“Wait, so you’re Maya, not Hannah?”
My new friend stood there astonished, a vague look of betrayal on his face.
When my roommate and I met him for the first time last week, we had jokingly decided to switch names as we introduced ourselves. After he found both of us on Facebook, however, we had to clear things up.
We walked through the Cambridge streets, looking for a pizza place that would seat our group of 11. “So how come you didn’t go back to Chicago for spring break?” he asked me conversationally, a few minutes later. I laughed. “What’s left for me there? I’m out of touch with my friends; none of my family lives there.”
He frowned. “But didn’t you say you went to high school there?” We all laughed again; I forgot that along with switching my name, I had not told him that I moved from Chicago to India in 2012. As I smiled, however, something tightened within me. How had I so easily erased those six formative years of my life?
When I was 12 years old, my family crossed the Atlantic Ocean and returned to Mumbai, India, where my parents had grown up. There were a variety of reasons why we moved from Chicago, but perhaps most central was my parents’ reluctance to grow old in the US.
Growing up in the states, my sister and I mainly spoke English, both at school and at home, because my parents wanted us to fit in to our small, mostly Caucasian neighborhood. After moving back to India, this became a problem: While I understood Hindi and even enjoyed Bollywood movies, studying Hindi at a public school was not an option, so I went to an international school. My classmates were a privileged, sometimes spoiled group whose parents could pay to send them abroad after Grade 12. I’d never been the most diligent student in my American junior high school, but knowing that my parents were cutting into their retirement savings to educate me drove me to work hard, much to the reproach of my peers.

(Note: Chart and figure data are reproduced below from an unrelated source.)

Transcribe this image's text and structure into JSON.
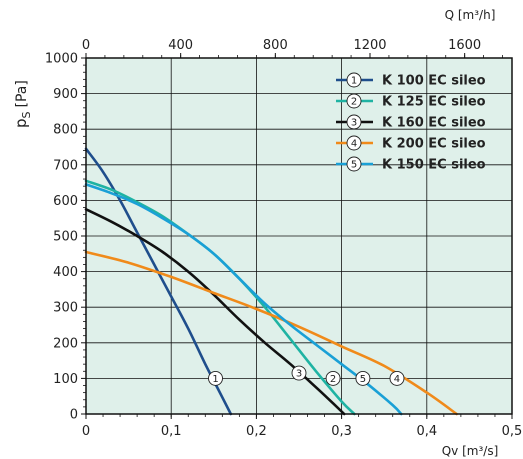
{
  "chart_data": {
    "type": "line",
    "ylabel_main": "p",
    "ylabel_sub": "S",
    "ylabel_unit": "[Pa]",
    "xlabel": "Qv [m³/s]",
    "x2label": "Q [m³/h]",
    "xlim": [
      0,
      0.5
    ],
    "ylim": [
      0,
      1000
    ],
    "x2lim": [
      0,
      1800
    ],
    "x_ticks": [
      0,
      0.1,
      0.2,
      0.3,
      0.4,
      0.5
    ],
    "x_tick_labels": [
      "0",
      "0,1",
      "0,2",
      "0,3",
      "0,4",
      "0,5"
    ],
    "y_ticks": [
      0,
      100,
      200,
      300,
      400,
      500,
      600,
      700,
      800,
      900,
      1000
    ],
    "y_tick_labels": [
      "0",
      "100",
      "200",
      "300",
      "400",
      "500",
      "600",
      "700",
      "800",
      "900",
      "1000"
    ],
    "x2_ticks": [
      0,
      400,
      800,
      1200,
      1600
    ],
    "x2_tick_labels": [
      "0",
      "400",
      "800",
      "1200",
      "1600"
    ],
    "grid": true,
    "legend_position": "top-right",
    "background_color": "#dff0ea",
    "series": [
      {
        "marker": "1",
        "name": "K 100 EC sileo",
        "color": "#1f4e8c",
        "x": [
          0,
          0.02,
          0.04,
          0.06,
          0.08,
          0.1,
          0.12,
          0.14,
          0.155,
          0.17
        ],
        "y": [
          745,
          680,
          600,
          510,
          420,
          330,
          240,
          140,
          70,
          0
        ],
        "label_at": [
          0.152,
          100
        ]
      },
      {
        "marker": "2",
        "name": "K 125 EC sileo",
        "color": "#1fb3a3",
        "x": [
          0,
          0.03,
          0.06,
          0.09,
          0.12,
          0.15,
          0.18,
          0.21,
          0.24,
          0.27,
          0.3,
          0.315
        ],
        "y": [
          655,
          630,
          595,
          555,
          505,
          450,
          380,
          300,
          210,
          120,
          35,
          0
        ],
        "label_at": [
          0.29,
          100
        ]
      },
      {
        "marker": "3",
        "name": "K 160 EC sileo",
        "color": "#111111",
        "x": [
          0,
          0.03,
          0.06,
          0.09,
          0.12,
          0.15,
          0.18,
          0.21,
          0.24,
          0.27,
          0.29,
          0.303
        ],
        "y": [
          575,
          540,
          500,
          455,
          400,
          335,
          265,
          200,
          140,
          75,
          30,
          0
        ],
        "label_at": [
          0.25,
          115
        ]
      },
      {
        "marker": "4",
        "name": "K 200 EC sileo",
        "color": "#f08a1a",
        "x": [
          0,
          0.05,
          0.1,
          0.15,
          0.2,
          0.25,
          0.3,
          0.35,
          0.4,
          0.435
        ],
        "y": [
          455,
          425,
          385,
          340,
          295,
          245,
          190,
          135,
          60,
          0
        ],
        "label_at": [
          0.365,
          100
        ]
      },
      {
        "marker": "5",
        "name": "K 150 EC sileo",
        "color": "#1aa0d6",
        "x": [
          0,
          0.03,
          0.06,
          0.09,
          0.12,
          0.15,
          0.18,
          0.21,
          0.24,
          0.27,
          0.3,
          0.33,
          0.36,
          0.37
        ],
        "y": [
          645,
          620,
          590,
          550,
          505,
          450,
          380,
          310,
          250,
          195,
          140,
          85,
          25,
          0
        ],
        "label_at": [
          0.325,
          100
        ]
      }
    ]
  }
}
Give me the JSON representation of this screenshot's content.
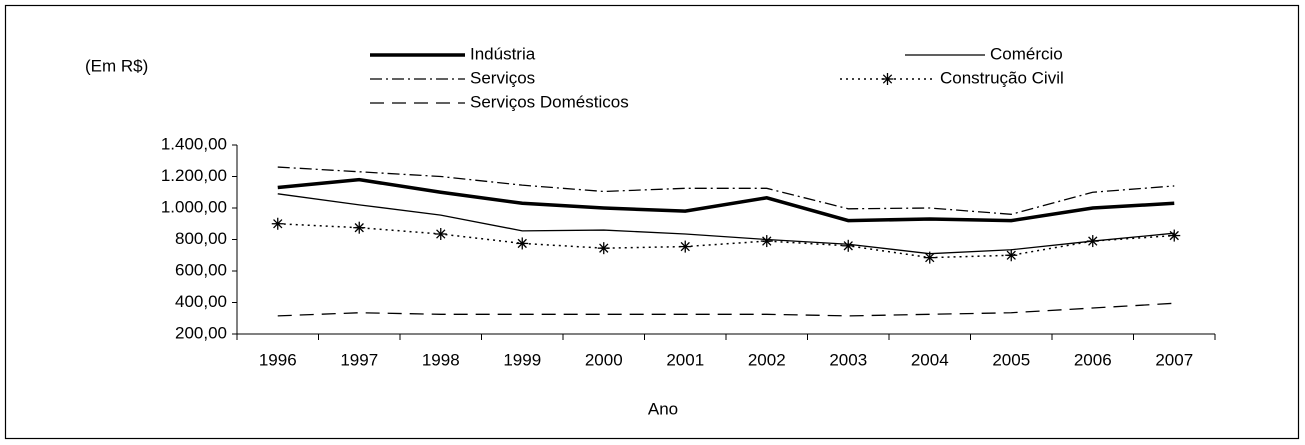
{
  "chart_data": {
    "type": "line",
    "y_unit_label": "(Em R$)",
    "x_label": "Ano",
    "categories": [
      "1996",
      "1997",
      "1998",
      "1999",
      "2000",
      "2001",
      "2002",
      "2003",
      "2004",
      "2005",
      "2006",
      "2007"
    ],
    "ylim": [
      200,
      1400
    ],
    "yticks": [
      {
        "value": 200,
        "label": "200,00"
      },
      {
        "value": 400,
        "label": "400,00"
      },
      {
        "value": 600,
        "label": "600,00"
      },
      {
        "value": 800,
        "label": "800,00"
      },
      {
        "value": 1000,
        "label": "1.000,00"
      },
      {
        "value": 1200,
        "label": "1.200,00"
      },
      {
        "value": 1400,
        "label": "1.400,00"
      }
    ],
    "series": [
      {
        "name": "Indústria",
        "color": "#000000",
        "line_style": "solid",
        "width": 3.5,
        "values": [
          1130,
          1180,
          1100,
          1030,
          1000,
          980,
          1065,
          920,
          930,
          920,
          1000,
          1030
        ]
      },
      {
        "name": "Comércio",
        "color": "#000000",
        "line_style": "solid",
        "width": 1.3,
        "values": [
          1090,
          1020,
          955,
          855,
          860,
          835,
          800,
          770,
          710,
          735,
          790,
          840
        ]
      },
      {
        "name": "Serviços",
        "color": "#000000",
        "line_style": "dashdot",
        "width": 1.3,
        "values": [
          1260,
          1230,
          1200,
          1145,
          1105,
          1125,
          1125,
          995,
          1000,
          960,
          1100,
          1140
        ]
      },
      {
        "name": "Construção Civil",
        "color": "#000000",
        "line_style": "dotted",
        "width": 1.5,
        "marker": "asterisk",
        "values": [
          900,
          875,
          835,
          775,
          745,
          755,
          790,
          760,
          685,
          700,
          790,
          825
        ]
      },
      {
        "name": "Serviços Domésticos",
        "color": "#000000",
        "line_style": "dashed",
        "width": 1.3,
        "values": [
          315,
          335,
          325,
          325,
          325,
          325,
          325,
          315,
          325,
          335,
          365,
          395
        ]
      }
    ]
  }
}
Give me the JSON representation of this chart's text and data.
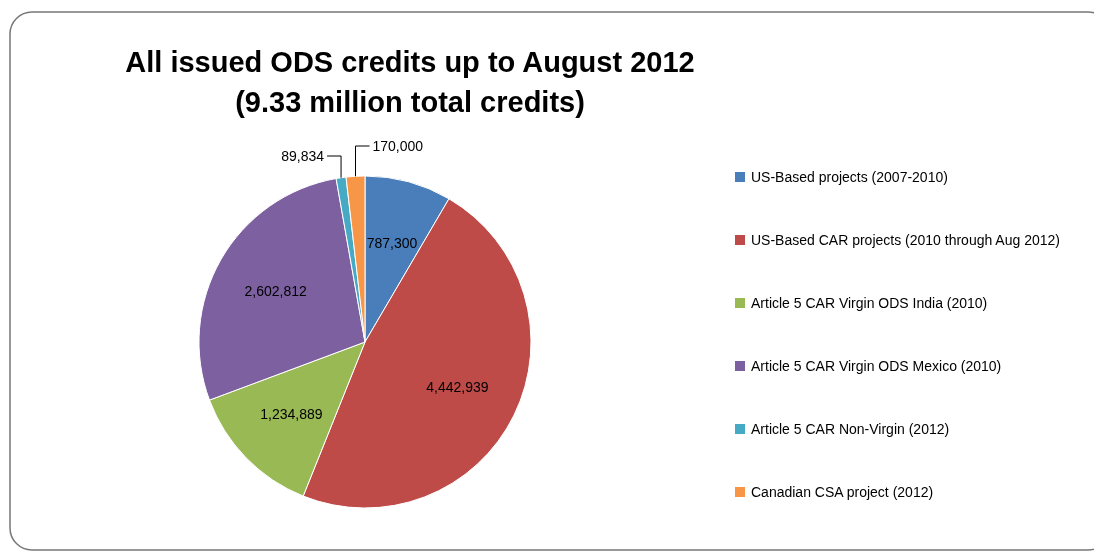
{
  "chart_data": {
    "type": "pie",
    "title": "All issued ODS credits up to August 2012",
    "subtitle": "(9.33 million total credits)",
    "categories": [
      "US-Based projects (2007-2010)",
      "US-Based CAR projects (2010 through Aug 2012)",
      "Article 5 CAR Virgin ODS India (2010)",
      "Article 5 CAR Virgin ODS Mexico (2010)",
      "Article 5 CAR Non-Virgin (2012)",
      "Canadian CSA project (2012)"
    ],
    "values": [
      787300,
      4442939,
      1234889,
      2602812,
      89834,
      170000
    ],
    "colors": [
      "#4a7ebb",
      "#be4b48",
      "#98b954",
      "#7d60a0",
      "#46aac5",
      "#f79646"
    ],
    "value_labels": [
      "787,300",
      "4,442,939",
      "1,234,889",
      "2,602,812",
      "89,834",
      "170,000"
    ],
    "legend": "right"
  }
}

“You’re only smarter than us because you went to school in America,” a classmate told me once matter-of-factly.
America seemed to follow me everywhere. “Maya is a foreigner,” a boy in my class teased as my cheeks burned.
Though some of my classmates had lived in America for years, all traces of their American accents were gone. Mine didn’t go away. Perhaps it was because I spoke so frequently to my sister, or simply because I was older when I moved back. But even once I spoke Hindi fluently, I was scared to open my mouth in public because it was so obvious that I was not from India. I didn’t want shopkeepers to overcharge my family.
I didn’t believe my mother when she told me that my classmates were just jealous of me. I never quite stopped feeling the resentment directed at me — because of my birthplace, my grades, and my height, as I was the tallest in the class.
But other aspects of India were a delight. I loved to curl up with any one of the four newspapers we subscribed to, and I began to recognize concepts from my history class unfolding on their pages. I loved to cook and listen to the radio, the smell of roasting peanuts mixing with the aroma of the pounding rain. My little neighbor would stand beside me, imploring me to read a book with her.
I had just finished moving into my freshman dorm when I heard a knock on the door.
“Yeah?” I said tentatively.
I thought that everyone else was crowded into Annenberg with their parents. Not wanting to go alone, I had skipped dinner for the first time in my life. The door handle turned, and the suitemate who had helped me put on my ridiculously large mattress cover entered, sitting down next to me on my bed.
“My parents just left,” she said, forlorn. The summer breeze drifted through the windows, and she turned to me. “It must have been hard to move in by yourself.”
I smiled and we began, for the first of many such evenings, to talk.
The pattern continued: Every other day, she’d knock on my door, or I’d shuffle over to hers, for an evening of soul-searching or Bollywood movies.
I told her about the other six students from India, two of whom had, like me, grown up State-side and moved back to India, only to return for college.
“They’re lovely, but they feel more Indian than me. I just sound like an American,” I lamented.
“I can relate — I grew up in China,” she explained. Her journey was the inverse of my own, two-thirds of her life spent across the ocean from her roots.
In the 21st century, maybe it’s increasingly impossible for anyone to have a straightforward explanation for where they come from. We toggle between identities, pulling from a jumble of birthplaces and nationalities. When I pretended to be my American roommate Hannah, maybe it wasn’t a lie, so much as one facet of who I am.